Beck sah in seinen Taschenspiegel, klingelte und ließ sich vom Portier die Kleider beschaffen.

Während der Portier die Kleider herkommandierte und Elena die Entlassung des Herren Bräutigams telephonisch mitteilte, machte Beck herrliche gymnastische Übungen, um seinen bettlägerigen Körper wieder apollisch zu fühlen. Er erkannte zu seiner ungewöhnlichen Freude, daß, wenn er einige Filetbeefsteaks gegessen haben würde, er wieder der alte magnifique schöne Beck war.

Und wie würden die Weiber, Weiber, neue Weiber bezaubert, wenn es herumlief, daß er wieder herumkavalierte!

Der Portier brachte die Kleider und erhielt ein klotziges Trinkgeld, worauf er die Mütze zog bis zu den Waden und stramm abtrat.

Der schöne Beck stopfte sich seit fünf Wochen das erstemal wieder die Hosen. Er sah dabei hinaus über die Platanen vor dem Portal des Krankenhauses. Er bemerkte jetzt erst, wie er sich selber freiwillig zu einem Gefangenen gemacht hatte. Aber der Preis war es wert. Für fünf Wochen Simulieren Freiheit von einem lästigen Weibe.

Den Leichtsinn einer Verlobung wollte er ja nie wieder begehen! Verlobt war schneller als entlobt.
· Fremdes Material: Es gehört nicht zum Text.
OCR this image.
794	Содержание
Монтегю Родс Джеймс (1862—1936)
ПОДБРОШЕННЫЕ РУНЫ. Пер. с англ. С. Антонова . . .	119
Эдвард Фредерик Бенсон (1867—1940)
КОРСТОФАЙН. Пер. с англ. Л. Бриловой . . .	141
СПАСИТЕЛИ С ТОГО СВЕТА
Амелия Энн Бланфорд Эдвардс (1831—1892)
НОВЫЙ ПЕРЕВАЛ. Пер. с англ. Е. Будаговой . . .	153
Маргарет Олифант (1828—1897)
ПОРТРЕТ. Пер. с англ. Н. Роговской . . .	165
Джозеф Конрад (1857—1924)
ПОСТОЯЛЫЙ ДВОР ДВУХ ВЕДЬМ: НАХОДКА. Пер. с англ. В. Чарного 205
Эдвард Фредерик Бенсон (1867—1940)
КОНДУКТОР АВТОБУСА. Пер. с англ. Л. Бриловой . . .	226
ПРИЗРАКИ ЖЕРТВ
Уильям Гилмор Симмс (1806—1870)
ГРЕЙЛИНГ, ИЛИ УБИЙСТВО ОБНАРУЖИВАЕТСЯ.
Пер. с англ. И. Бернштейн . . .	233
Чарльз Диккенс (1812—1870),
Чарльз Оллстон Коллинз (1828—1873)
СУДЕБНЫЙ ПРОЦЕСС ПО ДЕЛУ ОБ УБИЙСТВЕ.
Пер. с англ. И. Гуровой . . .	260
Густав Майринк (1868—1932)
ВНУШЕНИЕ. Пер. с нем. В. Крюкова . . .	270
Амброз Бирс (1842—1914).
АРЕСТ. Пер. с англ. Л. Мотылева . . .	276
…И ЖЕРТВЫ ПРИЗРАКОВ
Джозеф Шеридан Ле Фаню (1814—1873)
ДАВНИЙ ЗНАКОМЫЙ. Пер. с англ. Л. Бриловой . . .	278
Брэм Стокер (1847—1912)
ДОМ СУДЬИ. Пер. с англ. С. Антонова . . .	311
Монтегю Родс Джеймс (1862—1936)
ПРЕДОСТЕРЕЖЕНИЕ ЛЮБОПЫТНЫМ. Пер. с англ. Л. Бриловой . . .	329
Er klingelte noch einmal, das letztemal. Die bedienende Schwester kam mit lächelndem Antlitz. Sie empfing den Obolus: »Ich werde es in die Opferkasse legen.« In angenehmer Laune sollte ihn das ganze Krankenhaus gehen sehen. Man sollte Respekt vor ihm haben. Er machte eine Schenkung. Der Medizinalrat kam noch einmal und lobte ihn und Beck befahl, um die Protzerei rund abzuschließen, eine Autodroschke.

Seltsam, der schöne Beck wußte doch überall alles um ihn herum auf die Beine zu bringen. Sein Abgang aus dem Spitale gestaltete sich zu einer Art Triumphzug. Die Fenster waren von Kranken belagert, um den Mann mit dem verkehrten Globus und der versagenden Deliriumsphantasie zu sehen, Beck, den schönen, den großen Heuchler.
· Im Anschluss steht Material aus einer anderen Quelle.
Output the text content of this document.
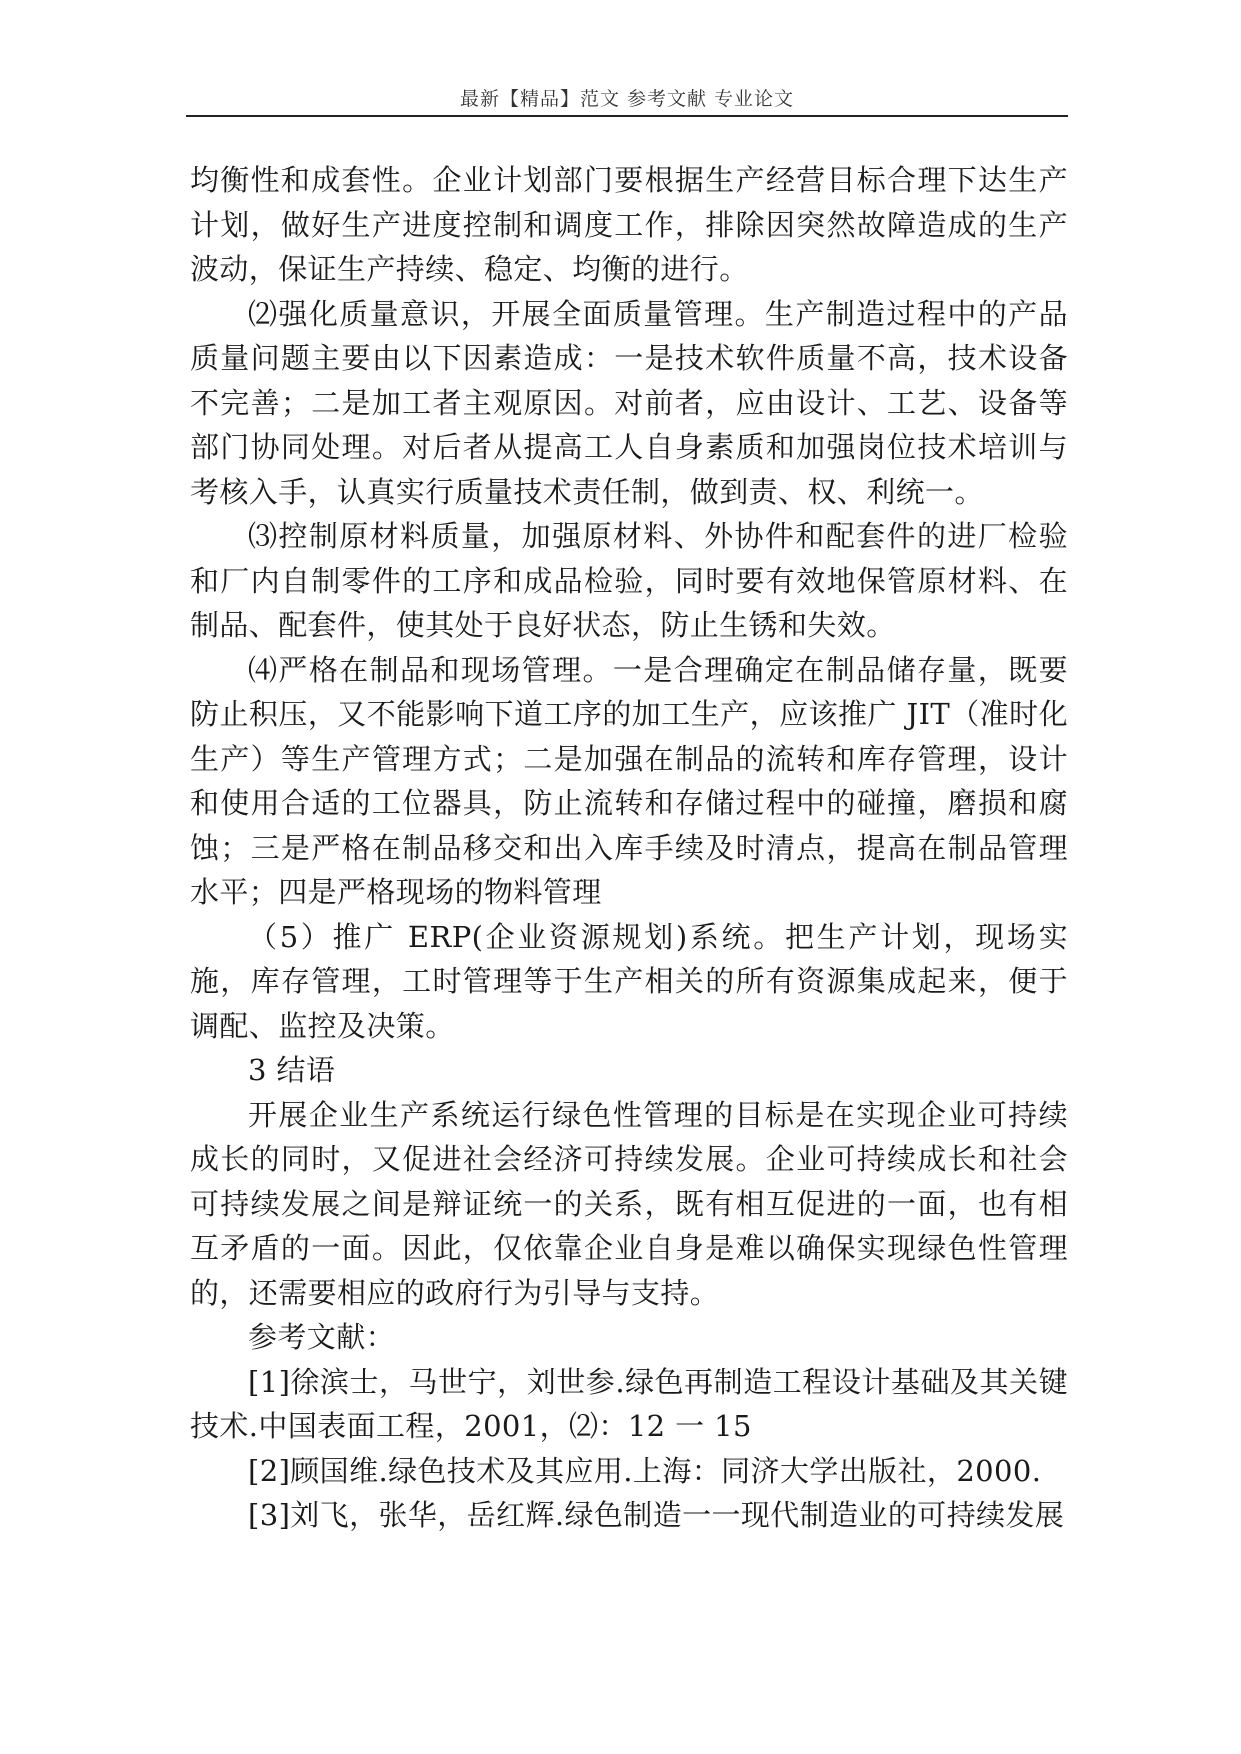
最新【精品】范文 参考文献 专业论文

均衡性和成套性。企业计划部门要根据生产经营目标合理下达生产计划，做好生产进度控制和调度工作，排除因突然故障造成的生产波动，保证生产持续、稳定、均衡的进行。

⑵强化质量意识，开展全面质量管理。生产制造过程中的产品质量问题主要由以下因素造成：一是技术软件质量不高，技术设备不完善；二是加工者主观原因。对前者，应由设计、工艺、设备等部门协同处理。对后者从提高工人自身素质和加强岗位技术培训与考核入手，认真实行质量技术责任制，做到责、权、利统一。

⑶控制原材料质量，加强原材料、外协件和配套件的进厂检验和厂内自制零件的工序和成品检验，同时要有效地保管原材料、在制品、配套件，使其处于良好状态，防止生锈和失效。

⑷严格在制品和现场管理。一是合理确定在制品储存量，既要防止积压，又不能影响下道工序的加工生产，应该推广 JIT（准时化生产）等生产管理方式；二是加强在制品的流转和库存管理，设计和使用合适的工位器具，防止流转和存储过程中的碰撞，磨损和腐蚀；三是严格在制品移交和出入库手续及时清点，提高在制品管理水平；四是严格现场的物料管理

（5）推广 ERP(企业资源规划)系统。把生产计划，现场实施，库存管理，工时管理等于生产相关的所有资源集成起来，便于调配、监控及决策。

3 结语

开展企业生产系统运行绿色性管理的目标是在实现企业可持续成长的同时，又促进社会经济可持续发展。企业可持续成长和社会可持续发展之间是辩证统一的关系，既有相互促进的一面，也有相互矛盾的一面。因此，仅依靠企业自身是难以确保实现绿色性管理的，还需要相应的政府行为引导与支持。

参考文献：

[1]徐滨士，马世宁，刘世参.绿色再制造工程设计基础及其关键技术.中国表面工程，2001，⑵：12 一 15

[2]顾国维.绿色技术及其应用.上海：同济大学出版社，2000.

[3]刘飞，张华，岳红辉.绿色制造一一现代制造业的可持续发展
Er schritt dem Tor zu. »Portier, wo ist die Droschke?«

*           *
*

Der Portier, es sauste gerade ein Auto vor, rannte an das Portal, öffnete weit, aber das Auto stoppte vorher ab und hielt. Der Chauffeur winkte gegen den Wagenschlag, der Portier lüpfte die Mütze und öffnete dienstbeflissen.

Eine Dame entstieg mit prachtvollem Bukett.
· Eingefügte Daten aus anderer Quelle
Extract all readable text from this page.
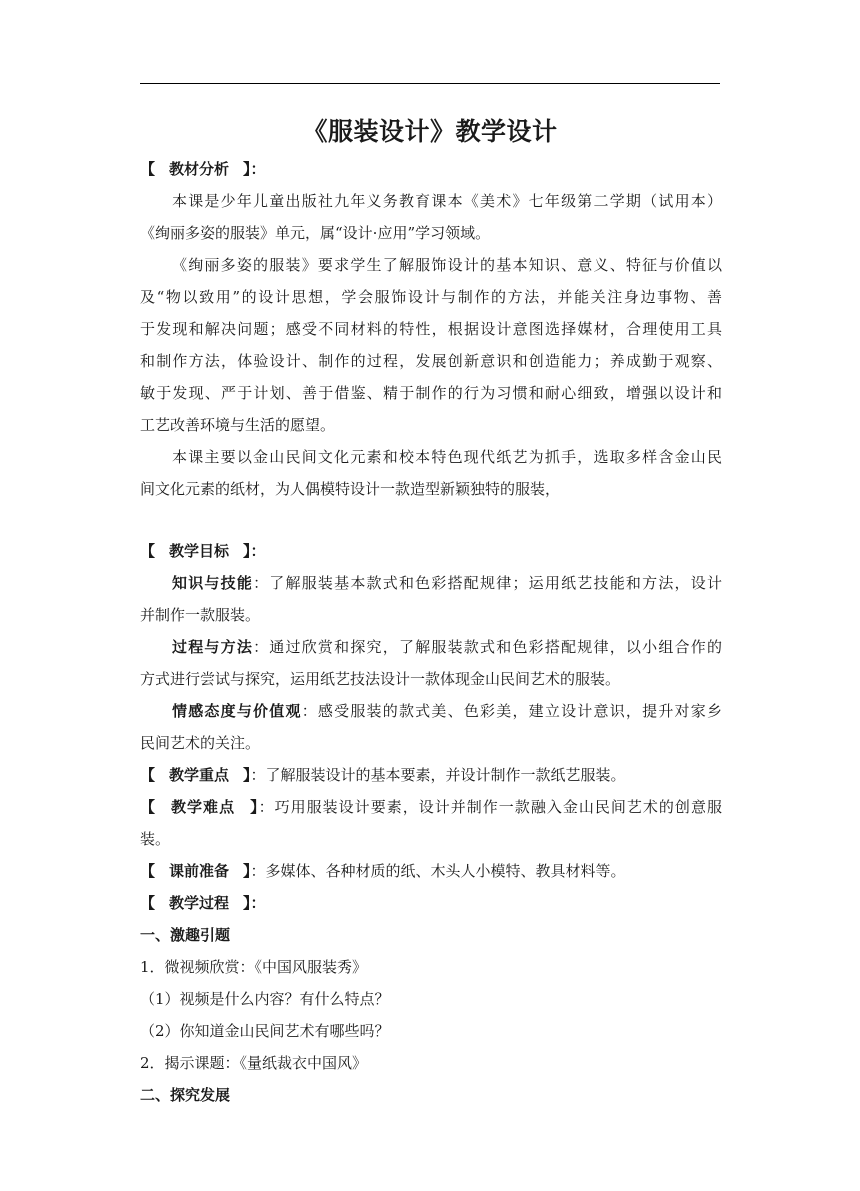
《服装设计》教学设计
【 教材分析 】：
本课是少年儿童出版社九年义务教育课本《美术》七年级第二学期（试用本）
《绚丽多姿的服装》单元，属“设计·应用”学习领域。
《绚丽多姿的服装》要求学生了解服饰设计的基本知识、意义、特征与价值以
及“物以致用”的设计思想，学会服饰设计与制作的方法，并能关注身边事物、善
于发现和解决问题；感受不同材料的特性，根据设计意图选择媒材，合理使用工具
和制作方法，体验设计、制作的过程，发展创新意识和创造能力；养成勤于观察、
敏于发现、严于计划、善于借鉴、精于制作的行为习惯和耐心细致，增强以设计和
工艺改善环境与生活的愿望。
本课主要以金山民间文化元素和校本特色现代纸艺为抓手，选取多样含金山民
间文化元素的纸材，为人偶模特设计一款造型新颖独特的服装，
【 教学目标 】：
知识与技能：了解服装基本款式和色彩搭配规律；运用纸艺技能和方法，设计
并制作一款服装。
过程与方法：通过欣赏和探究，了解服装款式和色彩搭配规律，以小组合作的
方式进行尝试与探究，运用纸艺技法设计一款体现金山民间艺术的服装。
情感态度与价值观：感受服装的款式美、色彩美，建立设计意识，提升对家乡
民间艺术的关注。
【 教学重点 】：了解服装设计的基本要素，并设计制作一款纸艺服装。
【 教学难点 】：巧用服装设计要素，设计并制作一款融入金山民间艺术的创意服
装。
【 课前准备 】：多媒体、各种材质的纸、木头人小模特、教具材料等。
【 教学过程 】：
一、激趣引题
1．微视频欣赏：《中国风服装秀》
（1）视频是什么内容？有什么特点？
（2）你知道金山民间艺术有哪些吗？
2．揭示课题：《量纸裁衣中国风》
二、探究发展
Unter Beck wankte der Boden. Elena beglückwünschte ihn zur Genesung.

Was sollte er anfangen? Angesichts des lachenden Hauses mußte er sich von Elena, von der alten Geliebten, der er nicht mehr entrinnen konnte, in das Auto hineinküssen lassen.

Tut, tut und schwumms, schwang es sich im Galopp um die Ecke über eine der vielen Tiergartenbrücken. Dort entschwanden Beck und Elena der Welt.

Das vom Portier bestellte Auto lotterte unbeschäftigt trübselig davon.